Eri silkworm (Samia ricini), a non-mulberry host system for AcMNPV mediated expression of recombinant proteins

• AcMNP baculovirus replicates in Eri silkworm larvae leading to productive infection.
• Upon intrahaemocoelical inoculation of AcMNPV carrying GFP reporter gene, virus localization was evidenced in various tissues.
• Eri silkworm insect larva serves as mini biofactory as shown by the expression of FMDV protein 3ABC.
• The Eri silkworm larval system could be used as a new low cost platform for scaling up of recombinant proteins.

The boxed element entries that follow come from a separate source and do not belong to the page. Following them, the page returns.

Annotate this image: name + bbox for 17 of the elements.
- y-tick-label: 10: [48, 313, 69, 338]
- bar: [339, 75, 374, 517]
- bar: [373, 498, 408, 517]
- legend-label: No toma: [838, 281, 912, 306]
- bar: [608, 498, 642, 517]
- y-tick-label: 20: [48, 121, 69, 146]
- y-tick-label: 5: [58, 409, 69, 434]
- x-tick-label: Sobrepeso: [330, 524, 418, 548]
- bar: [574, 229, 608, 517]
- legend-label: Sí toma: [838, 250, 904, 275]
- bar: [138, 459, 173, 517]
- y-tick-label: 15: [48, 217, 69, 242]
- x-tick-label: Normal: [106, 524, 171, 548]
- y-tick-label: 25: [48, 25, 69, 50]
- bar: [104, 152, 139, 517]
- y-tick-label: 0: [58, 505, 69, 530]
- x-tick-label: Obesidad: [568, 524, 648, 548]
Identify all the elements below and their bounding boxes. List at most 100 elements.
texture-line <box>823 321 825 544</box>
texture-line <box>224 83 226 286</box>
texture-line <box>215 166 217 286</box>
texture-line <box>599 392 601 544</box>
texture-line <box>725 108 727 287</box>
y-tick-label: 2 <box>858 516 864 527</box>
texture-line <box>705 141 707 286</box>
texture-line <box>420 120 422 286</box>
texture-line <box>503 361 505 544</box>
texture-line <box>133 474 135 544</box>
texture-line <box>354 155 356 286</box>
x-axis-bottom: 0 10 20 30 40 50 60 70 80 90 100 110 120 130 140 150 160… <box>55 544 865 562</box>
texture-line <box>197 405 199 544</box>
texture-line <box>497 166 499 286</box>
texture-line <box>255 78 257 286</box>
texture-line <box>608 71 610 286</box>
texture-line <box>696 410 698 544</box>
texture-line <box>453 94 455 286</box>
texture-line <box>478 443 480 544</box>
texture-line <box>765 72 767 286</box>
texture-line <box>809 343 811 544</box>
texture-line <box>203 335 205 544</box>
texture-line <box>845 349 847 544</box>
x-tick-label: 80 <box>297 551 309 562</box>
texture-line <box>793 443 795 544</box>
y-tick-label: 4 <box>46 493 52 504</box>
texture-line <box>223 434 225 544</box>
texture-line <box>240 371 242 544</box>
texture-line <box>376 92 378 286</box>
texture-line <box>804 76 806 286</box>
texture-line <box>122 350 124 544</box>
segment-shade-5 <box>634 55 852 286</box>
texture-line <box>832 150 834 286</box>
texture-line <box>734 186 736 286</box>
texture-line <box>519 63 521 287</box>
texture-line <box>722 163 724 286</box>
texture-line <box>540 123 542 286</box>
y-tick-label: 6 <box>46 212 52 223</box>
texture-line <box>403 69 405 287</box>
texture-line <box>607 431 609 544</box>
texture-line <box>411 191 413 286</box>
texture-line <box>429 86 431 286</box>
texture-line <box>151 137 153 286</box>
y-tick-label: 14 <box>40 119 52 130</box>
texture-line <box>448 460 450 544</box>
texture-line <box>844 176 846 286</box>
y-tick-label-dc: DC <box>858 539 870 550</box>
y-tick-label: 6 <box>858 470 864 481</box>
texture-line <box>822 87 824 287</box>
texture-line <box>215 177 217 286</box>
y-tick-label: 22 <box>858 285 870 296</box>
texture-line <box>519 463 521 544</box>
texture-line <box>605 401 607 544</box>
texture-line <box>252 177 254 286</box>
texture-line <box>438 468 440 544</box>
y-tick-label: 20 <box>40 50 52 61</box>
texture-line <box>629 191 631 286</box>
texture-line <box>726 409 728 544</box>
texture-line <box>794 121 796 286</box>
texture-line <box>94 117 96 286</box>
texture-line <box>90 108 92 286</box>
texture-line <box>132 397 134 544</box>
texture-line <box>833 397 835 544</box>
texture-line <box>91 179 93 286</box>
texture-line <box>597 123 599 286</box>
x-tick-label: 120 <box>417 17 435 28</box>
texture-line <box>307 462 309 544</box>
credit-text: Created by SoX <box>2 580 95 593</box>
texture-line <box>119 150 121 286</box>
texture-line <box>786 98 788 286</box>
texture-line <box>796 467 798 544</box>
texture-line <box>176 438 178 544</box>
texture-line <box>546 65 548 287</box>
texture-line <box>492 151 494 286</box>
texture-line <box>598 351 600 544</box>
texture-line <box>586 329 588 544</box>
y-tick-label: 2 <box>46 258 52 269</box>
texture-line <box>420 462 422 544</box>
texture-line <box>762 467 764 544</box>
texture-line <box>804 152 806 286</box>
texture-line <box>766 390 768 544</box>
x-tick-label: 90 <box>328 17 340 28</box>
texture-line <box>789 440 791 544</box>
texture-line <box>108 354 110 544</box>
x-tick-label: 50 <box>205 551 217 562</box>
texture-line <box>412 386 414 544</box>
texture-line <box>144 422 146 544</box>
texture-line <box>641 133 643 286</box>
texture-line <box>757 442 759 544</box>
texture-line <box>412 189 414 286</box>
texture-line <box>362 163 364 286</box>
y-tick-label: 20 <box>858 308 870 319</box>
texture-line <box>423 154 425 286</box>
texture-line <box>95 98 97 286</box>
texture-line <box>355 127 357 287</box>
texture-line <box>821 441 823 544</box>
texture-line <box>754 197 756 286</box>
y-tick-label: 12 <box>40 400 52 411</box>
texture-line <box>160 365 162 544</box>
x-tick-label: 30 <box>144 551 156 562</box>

The baculovirus expression system (BVES) based on Autographa californica nucleopolyhedrovirus (AcMNPV) is widely used for the expression of eukaryotic proteins. Several insect cells/larvae that are permissive to AcMNPV have been routinely used as hosts to express heterologous proteins. Domesticated Eri silkworm (Samia ricini), reared in many parts of India, Japan and China, is a non-mulberry silkworm. The present study shows that the Eri silkworm larvae are susceptible to intra-haemocoelical inoculation of AcMNPV. The virus replicates in the larva, as indicated by an increased viral loads in the haemolymph upon injection of a recombinant AcMNPV carrying green fluorescent protein gene. The virus showed localized replication in different tissues including the fat body, haemocytes, tracheal matrix and in the Malphigian tubules. The larval system was successfully used to express heterologous protein, by infecting with a recombinant AcMNPV carrying the 3ABC coding sequence of foot-and-mouth disease virus (FMDV). The study shows that the Eri silkworm larva can be a potential alternative bioreactor, for scaling up of the recombinant proteins employing the baculovirus system.